Saat konusunda çok fazla endişelenmeyin, çünkü Han el Halili güneş battığında en iyi halini alır.
- Buraya vardığınızda en iyisi etrafta dolaşıp dükkanlara bakmaktır. Belirli bir saatte geleneksel metal fenerler yakılarak bölgeye daha da muhteşem bir atmosfer kazandırılır.
- Yürüyüşünüz sırasında bölgede inşa edilmiş bazı camilerin yanı sıra zanaatkârların çalıştığı atölyeleri de kaçırmayın.

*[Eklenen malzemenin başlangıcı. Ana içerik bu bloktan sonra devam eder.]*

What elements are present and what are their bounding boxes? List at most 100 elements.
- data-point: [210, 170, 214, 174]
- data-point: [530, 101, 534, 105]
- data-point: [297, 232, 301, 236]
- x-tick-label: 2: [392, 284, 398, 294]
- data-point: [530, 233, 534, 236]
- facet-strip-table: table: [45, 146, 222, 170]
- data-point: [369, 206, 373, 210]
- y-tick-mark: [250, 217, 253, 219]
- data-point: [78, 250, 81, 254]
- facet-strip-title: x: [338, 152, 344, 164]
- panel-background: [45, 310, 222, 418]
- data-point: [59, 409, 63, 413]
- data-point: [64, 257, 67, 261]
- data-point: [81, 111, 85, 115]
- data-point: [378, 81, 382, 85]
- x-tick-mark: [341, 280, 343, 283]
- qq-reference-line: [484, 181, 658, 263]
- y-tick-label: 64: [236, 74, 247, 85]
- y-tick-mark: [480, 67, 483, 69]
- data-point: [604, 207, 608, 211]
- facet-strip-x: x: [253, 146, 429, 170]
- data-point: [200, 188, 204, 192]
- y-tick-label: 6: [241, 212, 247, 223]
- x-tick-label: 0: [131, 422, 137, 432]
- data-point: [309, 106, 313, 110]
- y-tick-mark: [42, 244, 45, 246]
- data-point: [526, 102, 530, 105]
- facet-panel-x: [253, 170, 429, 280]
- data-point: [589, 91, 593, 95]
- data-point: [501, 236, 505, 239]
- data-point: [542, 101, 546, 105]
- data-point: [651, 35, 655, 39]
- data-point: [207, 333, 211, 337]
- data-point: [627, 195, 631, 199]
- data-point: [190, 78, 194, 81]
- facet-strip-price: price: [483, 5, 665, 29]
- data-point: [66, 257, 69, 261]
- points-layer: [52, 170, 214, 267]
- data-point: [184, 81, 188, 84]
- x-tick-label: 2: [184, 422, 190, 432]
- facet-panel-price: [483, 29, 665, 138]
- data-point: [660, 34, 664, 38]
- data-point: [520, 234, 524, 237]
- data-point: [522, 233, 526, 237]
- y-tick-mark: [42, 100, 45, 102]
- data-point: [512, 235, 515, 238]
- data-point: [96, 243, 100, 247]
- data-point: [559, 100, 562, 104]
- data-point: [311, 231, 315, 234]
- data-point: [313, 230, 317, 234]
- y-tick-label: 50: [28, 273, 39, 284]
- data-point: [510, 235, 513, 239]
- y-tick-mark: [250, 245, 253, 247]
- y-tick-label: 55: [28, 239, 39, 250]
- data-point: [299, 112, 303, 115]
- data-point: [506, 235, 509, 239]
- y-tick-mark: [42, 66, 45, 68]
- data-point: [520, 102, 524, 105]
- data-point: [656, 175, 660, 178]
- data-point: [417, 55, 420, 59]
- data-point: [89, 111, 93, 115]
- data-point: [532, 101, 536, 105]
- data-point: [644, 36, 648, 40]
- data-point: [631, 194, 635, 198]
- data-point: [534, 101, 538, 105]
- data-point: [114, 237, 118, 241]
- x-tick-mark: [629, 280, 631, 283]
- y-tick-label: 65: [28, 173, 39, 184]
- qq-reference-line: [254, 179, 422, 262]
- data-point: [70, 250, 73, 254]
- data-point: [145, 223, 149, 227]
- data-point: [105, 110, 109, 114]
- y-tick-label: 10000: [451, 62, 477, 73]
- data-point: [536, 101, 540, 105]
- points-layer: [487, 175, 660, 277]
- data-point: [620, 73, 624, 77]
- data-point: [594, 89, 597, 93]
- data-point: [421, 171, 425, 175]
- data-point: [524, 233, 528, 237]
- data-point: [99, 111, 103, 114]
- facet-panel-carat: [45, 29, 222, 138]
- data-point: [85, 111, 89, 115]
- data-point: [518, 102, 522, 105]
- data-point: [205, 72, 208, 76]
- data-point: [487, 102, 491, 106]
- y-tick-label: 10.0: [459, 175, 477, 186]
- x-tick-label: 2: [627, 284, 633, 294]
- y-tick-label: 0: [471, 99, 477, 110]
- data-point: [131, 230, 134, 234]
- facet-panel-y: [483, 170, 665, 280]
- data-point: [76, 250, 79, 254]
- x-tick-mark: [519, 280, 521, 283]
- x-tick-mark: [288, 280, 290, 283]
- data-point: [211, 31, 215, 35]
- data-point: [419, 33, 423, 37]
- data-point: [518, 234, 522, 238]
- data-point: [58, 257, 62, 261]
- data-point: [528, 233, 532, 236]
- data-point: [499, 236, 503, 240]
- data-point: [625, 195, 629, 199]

- Yeterince doyduğunuzda, pazarın bir tarafında bulunan Fishawi veya Mirror Café'de bir koltuk bulun.
- Burası şehrin en popüler kafelerinden biridir ve bir süre dinlenmek için harika bir yerdir.
- Daha sonra, emekli olmadan önce yemek yiyecek bir yer bulmak için Al-Muizz Caddesi 'ne geri dönmek en iyisidir.